Para o evangelista, Natal é a festa da graça e proibir a criança de celebrá-la seria um equívoco. Mas ele contemporaniza:  “Natal não é festa terrena; é festa celestial. Natal é a festa da salvação. Tão grave quando a distorção do Natal é a proibição da celebração do Natal. Na igreja primitiva a festa do ágape, realizada como prelúdio da santa ceia, foi distorcida. A igreja não deixou de celebrar a ceia por causa dessa distorção. Ao contrário, aboliu a distorção e continuou com a ceia”.

Paulo acredita que é preciso separar os acréscimos e excessos. “Não podemos jogar a criança fora com a água da bacia.
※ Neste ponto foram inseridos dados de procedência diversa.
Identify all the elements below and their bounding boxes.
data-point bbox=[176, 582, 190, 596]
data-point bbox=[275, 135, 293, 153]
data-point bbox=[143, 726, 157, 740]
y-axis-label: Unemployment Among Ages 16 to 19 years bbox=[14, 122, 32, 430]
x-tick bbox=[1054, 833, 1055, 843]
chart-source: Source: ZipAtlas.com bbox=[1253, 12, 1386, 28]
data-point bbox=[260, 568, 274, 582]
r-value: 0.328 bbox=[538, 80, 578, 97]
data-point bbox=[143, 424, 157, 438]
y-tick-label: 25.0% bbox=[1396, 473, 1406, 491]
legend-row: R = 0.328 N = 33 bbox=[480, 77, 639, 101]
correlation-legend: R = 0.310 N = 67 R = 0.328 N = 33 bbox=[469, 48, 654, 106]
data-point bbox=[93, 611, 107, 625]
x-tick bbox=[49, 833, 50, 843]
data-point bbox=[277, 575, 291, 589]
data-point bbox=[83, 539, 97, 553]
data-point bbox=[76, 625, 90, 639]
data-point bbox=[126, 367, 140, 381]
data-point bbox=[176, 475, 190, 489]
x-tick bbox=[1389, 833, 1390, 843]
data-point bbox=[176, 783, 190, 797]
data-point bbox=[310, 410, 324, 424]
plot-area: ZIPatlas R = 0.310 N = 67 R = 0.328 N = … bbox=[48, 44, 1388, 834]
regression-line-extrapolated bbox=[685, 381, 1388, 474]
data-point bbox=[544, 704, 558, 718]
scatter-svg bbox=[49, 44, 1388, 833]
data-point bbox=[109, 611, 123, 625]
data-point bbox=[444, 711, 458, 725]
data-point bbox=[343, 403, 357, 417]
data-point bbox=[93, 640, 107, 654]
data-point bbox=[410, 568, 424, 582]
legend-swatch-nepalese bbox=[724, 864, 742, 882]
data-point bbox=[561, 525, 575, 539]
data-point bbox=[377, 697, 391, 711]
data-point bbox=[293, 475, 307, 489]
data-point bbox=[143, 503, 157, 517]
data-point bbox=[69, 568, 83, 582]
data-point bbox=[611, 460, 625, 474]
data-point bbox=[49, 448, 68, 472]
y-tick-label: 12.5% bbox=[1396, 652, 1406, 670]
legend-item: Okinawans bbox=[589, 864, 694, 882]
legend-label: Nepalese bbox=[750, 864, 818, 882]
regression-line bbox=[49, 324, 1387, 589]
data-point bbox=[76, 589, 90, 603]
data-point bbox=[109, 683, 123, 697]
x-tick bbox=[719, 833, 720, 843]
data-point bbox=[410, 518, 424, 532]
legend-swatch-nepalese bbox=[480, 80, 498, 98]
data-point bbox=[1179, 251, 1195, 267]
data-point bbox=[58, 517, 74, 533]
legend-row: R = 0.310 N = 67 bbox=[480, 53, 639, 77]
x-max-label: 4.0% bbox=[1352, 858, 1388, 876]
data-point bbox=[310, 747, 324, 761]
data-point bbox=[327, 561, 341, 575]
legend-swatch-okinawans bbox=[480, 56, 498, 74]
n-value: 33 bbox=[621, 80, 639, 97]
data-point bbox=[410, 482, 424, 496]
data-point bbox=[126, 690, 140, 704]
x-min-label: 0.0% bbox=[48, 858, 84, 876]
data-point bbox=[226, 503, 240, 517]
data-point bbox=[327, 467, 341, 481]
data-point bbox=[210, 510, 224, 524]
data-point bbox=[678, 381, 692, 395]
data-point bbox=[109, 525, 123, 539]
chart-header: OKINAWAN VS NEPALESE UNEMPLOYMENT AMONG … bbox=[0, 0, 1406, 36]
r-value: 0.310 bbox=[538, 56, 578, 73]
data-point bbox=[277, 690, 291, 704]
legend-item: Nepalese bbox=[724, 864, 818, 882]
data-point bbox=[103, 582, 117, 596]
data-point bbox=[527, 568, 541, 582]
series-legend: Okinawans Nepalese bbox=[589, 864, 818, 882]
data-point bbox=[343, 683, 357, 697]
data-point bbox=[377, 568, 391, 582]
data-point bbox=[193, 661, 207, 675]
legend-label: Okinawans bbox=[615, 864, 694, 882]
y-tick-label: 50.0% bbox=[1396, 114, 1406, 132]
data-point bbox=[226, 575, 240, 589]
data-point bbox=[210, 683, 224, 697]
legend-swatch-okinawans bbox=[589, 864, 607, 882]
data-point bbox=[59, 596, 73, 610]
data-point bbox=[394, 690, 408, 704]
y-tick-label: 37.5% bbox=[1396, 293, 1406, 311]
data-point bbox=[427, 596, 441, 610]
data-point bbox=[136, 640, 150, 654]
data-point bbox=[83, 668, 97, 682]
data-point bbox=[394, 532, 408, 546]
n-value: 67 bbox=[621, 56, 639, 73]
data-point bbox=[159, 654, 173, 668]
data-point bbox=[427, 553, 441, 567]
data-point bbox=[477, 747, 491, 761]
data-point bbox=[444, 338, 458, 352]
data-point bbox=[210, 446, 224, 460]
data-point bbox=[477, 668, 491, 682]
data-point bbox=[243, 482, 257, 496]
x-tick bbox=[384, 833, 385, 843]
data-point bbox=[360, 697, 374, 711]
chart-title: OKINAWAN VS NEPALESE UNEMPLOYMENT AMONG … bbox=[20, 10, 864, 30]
Não podemos considerar o Natal, o nascimento do Salvador, celebrado com entusiasmo tanto pelos anjos como pelos homens, uma festa pagã. Pagão são os acréscimos feitos pelos homens, não o Natal de Jesus”.

Para o evangelista mais importante do que a árvore enfeitada, todavia, é celebrar “o Verbo que se fez carne”. Ele acredita que não é o ideal celebrar banquetes gastronômicos e troca de presentes, mas Jesus.

O psicólogo Ivan Matos diz que  as crianças precisam aprender a separar a fantasia de questões religiosas, já que a festa de Natal mistura as duas: “Papai Noel é como um herói, um personagem de quadrinhos. Logo, não tem sentido apresentá-lo como algo com valor simbólico de fé. Acredito que nem mesmo os católicos mais sérios o aproximam para valer ao São Nicolau, que é apontado como seu inspirador”.

Para ele, a criança aprende com naturalidade saber que papai Noel é uma grande ficção. “O problema é que não descobrem um Natal de esperança e de nascimento. Quando crescem, pelo menos muitas delas, continuam materialistas”.

Ele diz que existe uma perversão na lenda do papai Noel que interessa ao mercado: “Quem receberia presente é Jesus, pelo seu nascimento e aniversário. Esta é a narrativa bíblica. Depois criaram a ideia de que todos devem dar presentes. Convenhamos que é uma ótima matemática de mercado”.

Padre Rafael Magul, pároco da Igreja Ortodoxa São Nicolau, diz ao DM que existem várias questões polêmicas no Natal, como a data real de nascimento de Cristo e a própria imagem de São Nicolau – tido como um santo apreciado pela bondade e temperança. Para ele, a Igreja Católica criou o Natal como forma de se contrapor às festas comemoradas na mesma época no Império Romano, as saturnálias, e que excediam com álcool e agressividades. “Existe muita estratégia. Mas essa ideia de bondade, de nascimento do filho de Deus, isso, enfim, essa característica é o que importa para nós, pois temos a oportunidade de falar de Jesus. E com o tempo foi esta a celebração que permaneceu”, diz o padre.